Jesus himself made it perfectly clear that Jonah was a real person by referring to the prophet in the same context as the historical Queen of Sheba, who came ‘to listen to Solomon’s wisdom’ (Luke 11:31). Jesus also endorsed the prophet’s story by reminding his hearers that the men of Nineveh repented at the preaching of Jonah (Luke 11:32).

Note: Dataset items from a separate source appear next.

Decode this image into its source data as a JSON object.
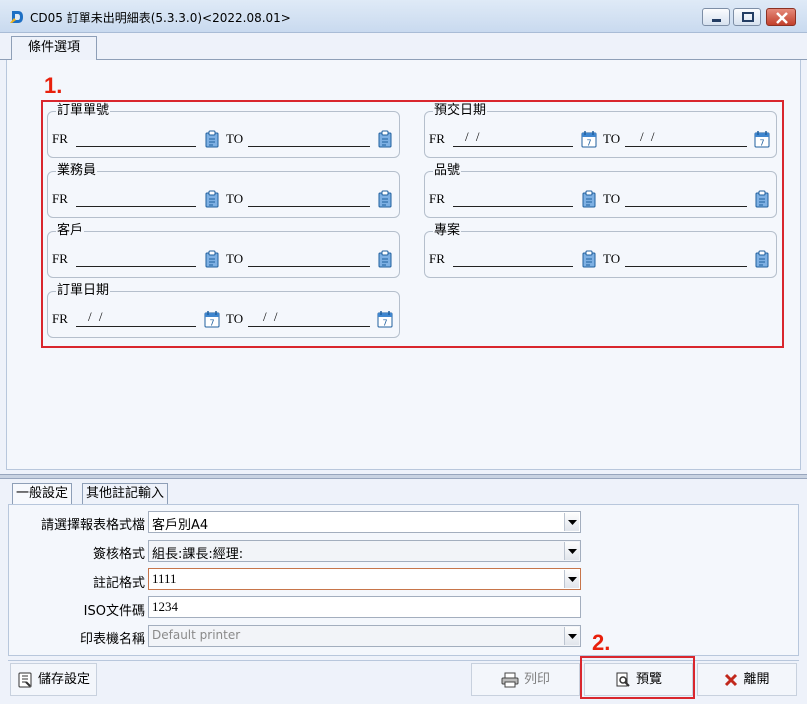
{
  "window": {
    "title": "CD05 訂單未出明細表(5.3.3.0)<2022.08.01>"
  },
  "main_tabs": [
    {
      "label": "條件選項"
    }
  ],
  "annotations": {
    "marker_1": "1.",
    "marker_2": "2.",
    "highlight_color": "#d9262d",
    "marker_color": "#e8200c"
  },
  "criteria": {
    "fr_label": "FR",
    "to_label": "TO",
    "groups": [
      {
        "title": "訂單單號",
        "fr": "",
        "to": "",
        "icon": "clipboard-icon"
      },
      {
        "title": "預交日期",
        "fr": "/ /",
        "to": "/ /",
        "icon": "calendar-icon"
      },
      {
        "title": "業務員",
        "fr": "",
        "to": "",
        "icon": "clipboard-icon"
      },
      {
        "title": "品號",
        "fr": "",
        "to": "",
        "icon": "clipboard-icon"
      },
      {
        "title": "客戶",
        "fr": "",
        "to": "",
        "icon": "clipboard-icon"
      },
      {
        "title": "專案",
        "fr": "",
        "to": "",
        "icon": "clipboard-icon"
      },
      {
        "title": "訂單日期",
        "fr": "/ /",
        "to": "/ /",
        "icon": "calendar-icon"
      }
    ]
  },
  "sub_tabs": [
    {
      "label": "一般設定"
    },
    {
      "label": "其他註記輸入"
    }
  ],
  "settings": {
    "report_format": {
      "label": "請選擇報表格式檔",
      "value": "客戶別A4"
    },
    "approval_format": {
      "label": "簽核格式",
      "value": "組長:課長:經理:"
    },
    "note_format": {
      "label": "註記格式",
      "value": "1111"
    },
    "iso_doc": {
      "label": "ISO文件碼",
      "value": "1234"
    },
    "printer": {
      "label": "印表機名稱",
      "value": "Default printer"
    }
  },
  "buttons": {
    "save_settings": "儲存設定",
    "print": "列印",
    "preview": "預覽",
    "exit": "離開"
  }
}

Gabriel came from heaven to tell us that ‘nothing is impossible with God,’ at whose command a virgin conceives; a blind man receives his sight; a rock produces water; the Red Sea parts; a storm is stilled; people are raised from the dead, and someone who is swallowed by a big fish lives to prophesy to a nation that repents and turns to God. As we follow Jonah’s story we’ll find that his very experiences contain a prophetic word for us today.
Don’t disturb me
Jonah lived at the time of Jeroboam II (2 Kings 14:25). During that king’s forty-one year reign Israel grew strong and prosperous. Indeed, no king after Solomon established such power as Jeroboam II, though he continued in the sins of Jeroboam I. In fact, Amos, the prophet who followed Jonah, prophesied against that whole generation for its greed and self-indulgence.
So life for Jonah must have been easygoing. A powerful king ruled over national prosperity. The nation’s borders were extending as Jonah had prophesied, but the people, rich and unrepentant, were still living sinfully. It was a dangerous time for a prophet: the temptation to settle down and simply enjoy everything must have been great.

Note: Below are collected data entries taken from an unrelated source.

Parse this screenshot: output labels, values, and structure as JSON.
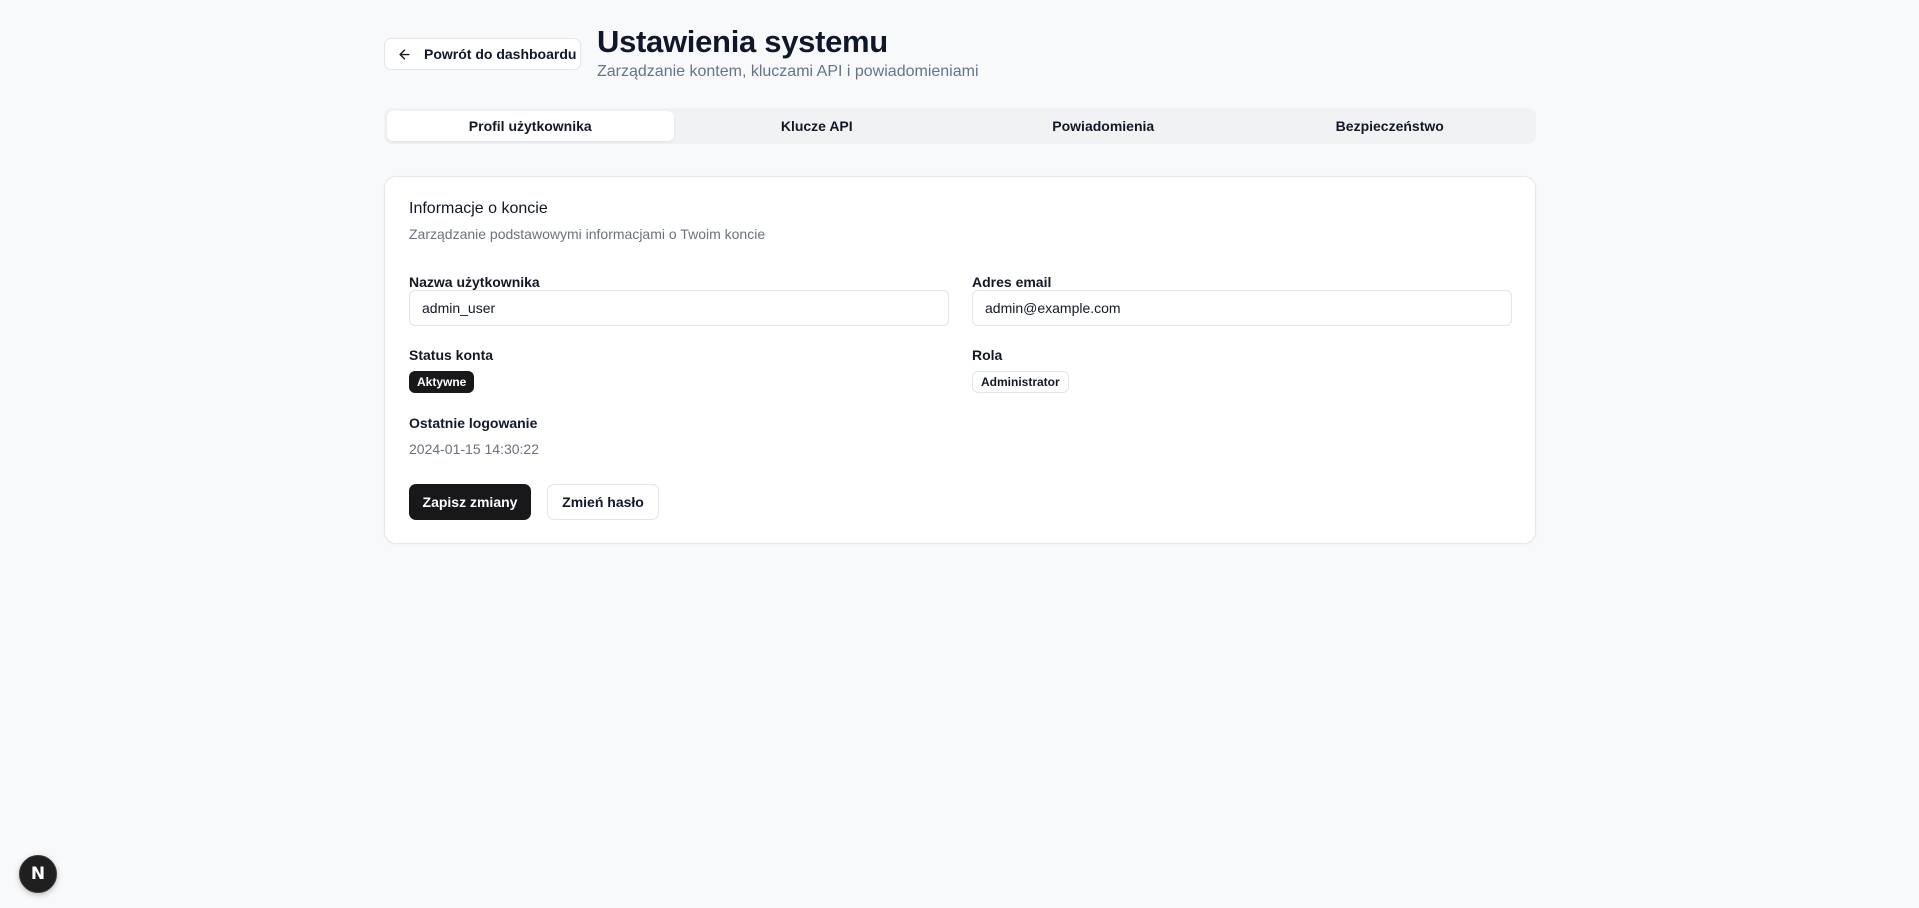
{
  "header": {
    "back_label": "Powrót do dashboardu",
    "title": "Ustawienia systemu",
    "subtitle": "Zarządzanie kontem, kluczami API i powiadomieniami"
  },
  "tabs": [
    {
      "label": "Profil użytkownika",
      "active": true
    },
    {
      "label": "Klucze API",
      "active": false
    },
    {
      "label": "Powiadomienia",
      "active": false
    },
    {
      "label": "Bezpieczeństwo",
      "active": false
    }
  ],
  "card": {
    "title": "Informacje o koncie",
    "description": "Zarządzanie podstawowymi informacjami o Twoim koncie",
    "username": {
      "label": "Nazwa użytkownika",
      "value": "admin_user"
    },
    "email": {
      "label": "Adres email",
      "value": "admin@example.com"
    },
    "status": {
      "label": "Status konta",
      "value": "Aktywne"
    },
    "role": {
      "label": "Rola",
      "value": "Administrator"
    },
    "last_login": {
      "label": "Ostatnie logowanie",
      "value": "2024-01-15 14:30:22"
    },
    "save_label": "Zapisz zmiany",
    "change_password_label": "Zmień hasło"
  },
  "next_badge": {
    "letter": "N"
  },
  "icons": {
    "back": "arrow-left-icon"
  },
  "colors": {
    "primary": "#18181b",
    "background": "#f8f9fb",
    "muted_text": "#6b7280"
  }
}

Into this sleepy, complacent atmosphere the word of God suddenly came to Jonah: ‘Go to the great city of Nineveh’ (Jonah 1:2). All the other Old Testament prophets were called to remind Israel of its unique relationship with God and his law. Jonah, however, received an alarming and unparalleled command – ‘Go to the heathen.’
Quote
‘Jonah is the only Old Testament prophet with whom Jesus directly compared himself. Jesus obviously regarded Jonah’s experience and mission as of great significance. It is the more interesting, therefore, to recall that both Jesus and Jonah were “prophets of Galilee”. Jonah’s town, Gath-hepher, was only a few miles to the north of Nazareth, Jesus’ town. It was less than an hour’s walk away. Jesus must often have gone there. Perhaps even in his day the tomb of Jonah was pointed out there… Was it here that, in the days of his obscurity, Jesus began to meditate on the significance of Jonah and of his own mission?’
The New Bible Commentary Revised, IVP, Edited by D Guthrie, J A Motyer, A M Stibbs & D J Wiseman, 1975 pp. 747-748.